Archive for learning rate

PAC-Bayesians

Posted in Books, Kids, pictures, Statistics, Travel, University life with tags , , , , , , , , , on September 22, 2015 by xi'an

Yesterday, I took part in the thesis defence of James Ridgway [soon to move to the University of Bristol[ at Université Paris-Dauphine. While I have already commented on his joint paper with Nicolas on the Pima Indians, I had not read in any depth another paper in the thesis, “On the properties of variational approximations of Gibbs posteriors” written jointly with Pierre Alquier and Nicolas Chopin.

PAC stands for probably approximately correct and starts with an empirical form of posterior, called the Gibbs posterior, where the log-likelihood is replaced with an empirical error

\pi(\theta|x_1,\ldots,x_n) \propto \exp\{-\lambda r_n(\theta)\}\pi(\theta)
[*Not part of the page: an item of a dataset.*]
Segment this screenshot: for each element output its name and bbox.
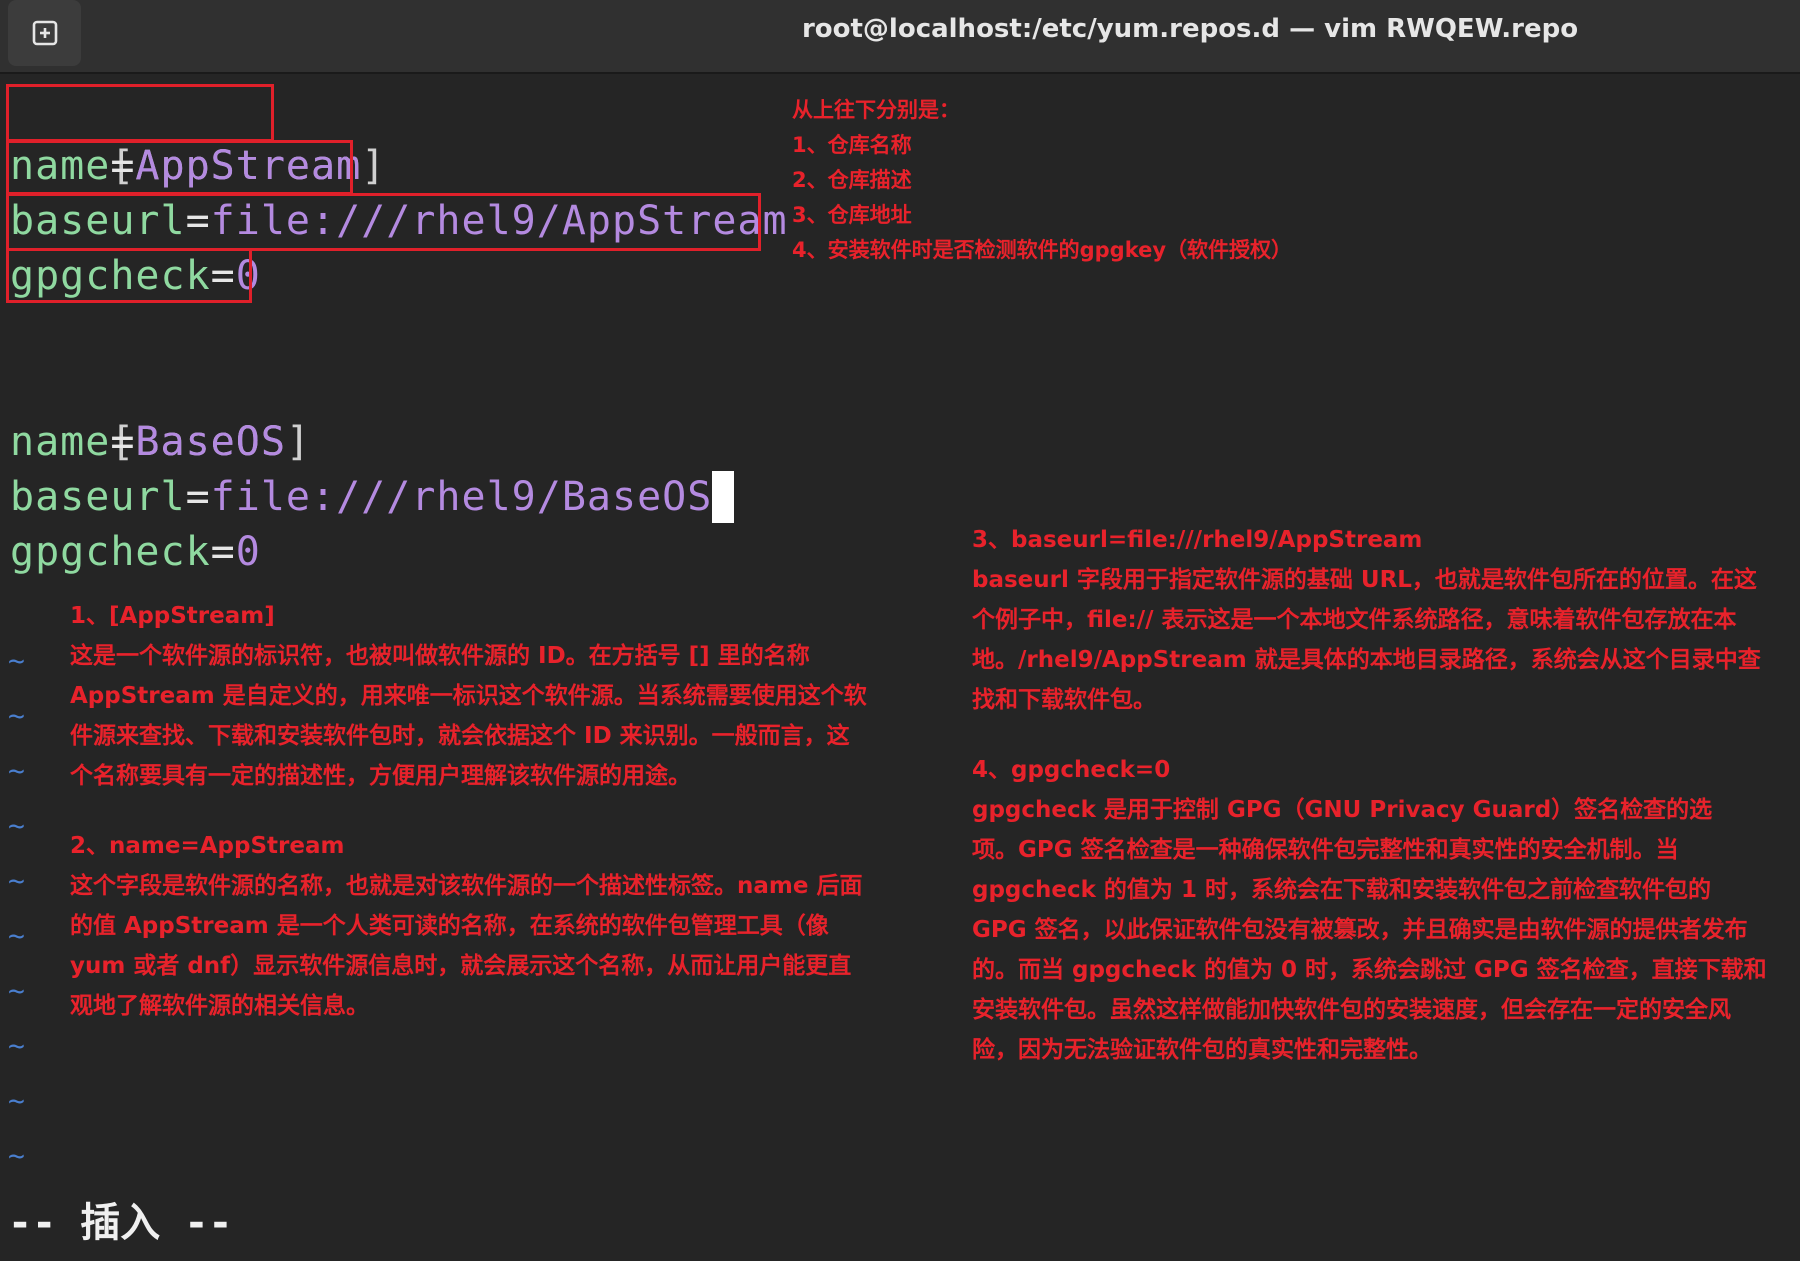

that is rescaled by a factor λ. Factor that is called the learning rate, to be optimised as the (Kullback) closest  approximation to the true unknown distribution, by Peter Grünwald (2012) in his SafeBayes approach. In the paper of James, Pierre and Nicolas, there is no visible Bayesian perspective, since the pseudo-posterior is used to define a randomised estimator that achieves optimal oracle bounds. When λ is of order n. The purpose of the paper is rather to produce an efficient approximation to the Gibbs posterior, by using variational Bayes techniques. And to derive point estimators. With the added appeal that the approximation also achieves the oracle bounds. (Surprisingly, the authors do not leave the Pima Indians alone as they use this benchmark for a ranking model.) Since there is no discussion on the choice of the learning rate λ, as opposed to Bissiri et al. (2013) I discussed around Bayes.250, I have difficulties perceiving the possible impact of this representation on Bayesian analysis. Except maybe as an ABC device, as suggested by Christophe Andrieu.